China to stop testing some imports for Covid

By AFP   July 14, 2022 | 12:20 am PT
China to stop testing some imports for Covid
Containers stuck near the Vietnam-China border in Lang Son Province in December 2021. Photo by VnExpress/Ngoc Thanh
China will stop testing some imported goods for Covid-19, its national health commission said, as Beijing struggles to balance its insistence on zero-Covid with fears of economic slowdown.

The last major economy committed to stamping out domestic spread of the virus, China has swabbed and disinfected overseas shipments since 2020 and has often blamed imports for resurgent outbreaks.

The restrictions on imported goods had previously created a bottleneck for some products -- in one instance requiring thousands of tonnes of tropical fruit to languish at the border with Vietnam while drivers waited to be allowed into China.

Non-refrigerated items, including shipments of coal, mineral ore, foodstuffs and animal feed can now enter China without being swabbed for Covid-19, the National Health Commission (NHC) said in a statement on Tuesday, although certain "high-risk" items must still be disinfected.

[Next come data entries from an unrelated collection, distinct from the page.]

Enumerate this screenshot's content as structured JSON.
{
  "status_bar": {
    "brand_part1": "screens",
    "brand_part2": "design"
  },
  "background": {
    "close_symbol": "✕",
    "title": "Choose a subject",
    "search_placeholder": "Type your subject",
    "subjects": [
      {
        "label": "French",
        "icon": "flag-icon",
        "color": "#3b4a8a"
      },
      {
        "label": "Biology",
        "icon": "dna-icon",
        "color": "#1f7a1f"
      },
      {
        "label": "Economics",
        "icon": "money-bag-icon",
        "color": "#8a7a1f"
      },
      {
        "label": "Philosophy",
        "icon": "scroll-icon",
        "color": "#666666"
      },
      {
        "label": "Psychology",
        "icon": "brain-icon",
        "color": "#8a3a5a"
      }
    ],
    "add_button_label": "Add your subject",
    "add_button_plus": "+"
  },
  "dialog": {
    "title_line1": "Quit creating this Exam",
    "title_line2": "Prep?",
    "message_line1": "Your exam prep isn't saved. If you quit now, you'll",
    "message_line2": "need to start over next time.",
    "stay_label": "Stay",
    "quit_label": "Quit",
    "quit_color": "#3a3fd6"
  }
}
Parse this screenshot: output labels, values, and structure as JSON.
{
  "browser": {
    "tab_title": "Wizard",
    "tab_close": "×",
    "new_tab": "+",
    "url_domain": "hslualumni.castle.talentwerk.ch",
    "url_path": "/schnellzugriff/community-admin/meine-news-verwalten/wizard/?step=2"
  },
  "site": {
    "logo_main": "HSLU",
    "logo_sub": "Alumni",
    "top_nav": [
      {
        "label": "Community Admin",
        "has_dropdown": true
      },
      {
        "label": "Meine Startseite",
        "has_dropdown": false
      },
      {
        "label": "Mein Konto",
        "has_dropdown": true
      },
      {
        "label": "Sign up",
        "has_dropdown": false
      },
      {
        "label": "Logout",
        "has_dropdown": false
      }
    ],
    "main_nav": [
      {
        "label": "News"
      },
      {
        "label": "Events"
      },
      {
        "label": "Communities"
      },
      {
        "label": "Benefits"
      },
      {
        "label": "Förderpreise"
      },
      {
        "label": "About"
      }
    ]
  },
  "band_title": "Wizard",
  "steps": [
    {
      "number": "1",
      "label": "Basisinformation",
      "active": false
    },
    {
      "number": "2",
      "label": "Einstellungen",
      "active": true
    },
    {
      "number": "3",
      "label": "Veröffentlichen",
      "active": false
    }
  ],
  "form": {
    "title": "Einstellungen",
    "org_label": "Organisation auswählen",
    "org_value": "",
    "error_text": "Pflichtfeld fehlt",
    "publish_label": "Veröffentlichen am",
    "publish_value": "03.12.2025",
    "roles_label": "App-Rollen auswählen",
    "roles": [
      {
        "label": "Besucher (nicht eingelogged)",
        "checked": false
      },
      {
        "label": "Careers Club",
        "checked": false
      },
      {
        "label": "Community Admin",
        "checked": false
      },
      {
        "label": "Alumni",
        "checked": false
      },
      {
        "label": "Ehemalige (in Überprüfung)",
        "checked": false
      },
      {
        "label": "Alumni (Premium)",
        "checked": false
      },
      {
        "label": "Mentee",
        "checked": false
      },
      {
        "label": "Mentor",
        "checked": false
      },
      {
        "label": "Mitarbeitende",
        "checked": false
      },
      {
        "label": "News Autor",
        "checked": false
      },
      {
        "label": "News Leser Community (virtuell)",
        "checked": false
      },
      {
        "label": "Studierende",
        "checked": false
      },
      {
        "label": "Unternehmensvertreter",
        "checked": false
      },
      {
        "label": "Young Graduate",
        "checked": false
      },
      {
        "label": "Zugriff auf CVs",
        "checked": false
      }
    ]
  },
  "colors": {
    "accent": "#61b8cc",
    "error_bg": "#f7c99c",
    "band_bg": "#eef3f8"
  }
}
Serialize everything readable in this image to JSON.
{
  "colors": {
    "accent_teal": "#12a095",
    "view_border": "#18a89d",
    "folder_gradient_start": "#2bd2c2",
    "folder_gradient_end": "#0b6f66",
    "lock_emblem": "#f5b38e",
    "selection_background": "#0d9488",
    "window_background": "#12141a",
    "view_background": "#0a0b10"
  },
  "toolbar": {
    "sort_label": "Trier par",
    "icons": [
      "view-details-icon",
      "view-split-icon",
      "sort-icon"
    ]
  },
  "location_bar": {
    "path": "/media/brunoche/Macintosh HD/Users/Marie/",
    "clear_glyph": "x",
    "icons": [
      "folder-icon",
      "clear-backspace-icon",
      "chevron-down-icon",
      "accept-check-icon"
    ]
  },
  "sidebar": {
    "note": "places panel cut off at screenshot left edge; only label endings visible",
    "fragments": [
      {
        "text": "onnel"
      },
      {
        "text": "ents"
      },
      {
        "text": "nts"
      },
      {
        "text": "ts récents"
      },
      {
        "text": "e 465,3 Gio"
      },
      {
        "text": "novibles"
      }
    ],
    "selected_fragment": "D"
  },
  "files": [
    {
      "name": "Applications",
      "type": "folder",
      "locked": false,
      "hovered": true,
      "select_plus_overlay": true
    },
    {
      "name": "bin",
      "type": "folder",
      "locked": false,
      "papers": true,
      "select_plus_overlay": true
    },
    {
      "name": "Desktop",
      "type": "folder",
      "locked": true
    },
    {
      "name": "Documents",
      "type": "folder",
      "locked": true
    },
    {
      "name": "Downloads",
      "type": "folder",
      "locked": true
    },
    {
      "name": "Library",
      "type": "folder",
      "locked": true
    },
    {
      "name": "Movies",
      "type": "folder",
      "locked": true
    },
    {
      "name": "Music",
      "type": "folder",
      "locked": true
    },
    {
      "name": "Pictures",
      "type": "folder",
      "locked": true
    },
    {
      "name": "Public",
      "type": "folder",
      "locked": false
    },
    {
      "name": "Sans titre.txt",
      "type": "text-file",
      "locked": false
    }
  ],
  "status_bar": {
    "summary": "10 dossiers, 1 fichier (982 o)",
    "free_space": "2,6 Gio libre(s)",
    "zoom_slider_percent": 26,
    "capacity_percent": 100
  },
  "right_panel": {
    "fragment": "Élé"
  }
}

The NHC said the decision was intended to "ensure the stability of the industrial and supply chains" and noted that "under room temperature conditions the novel coronavirus can only survive for a short time on the surface of most objects".

Refrigerated and frozen imports will continue to be tested under current rules.

Scientists say there is little evidence that coronavirus carried on objects like cold-chain products can infect humans, although the United States' CDC recommends disinfecting surfaces that have been touched frequently by Covid patients.

China remains wedded to a zero-Covid policy, crushing new outbreaks with snap lockdowns, forced quarantines and onerous travel curbs despite mounting public fatigue and damage to the economy.

But the strategy has sapped growth, with the country's biggest city Shanghai sealed off for two months over a virus resurgence -- snarling supply chains and causing factories to shut -- while dozens of others grappled with tightened rules to fight local outbreaks.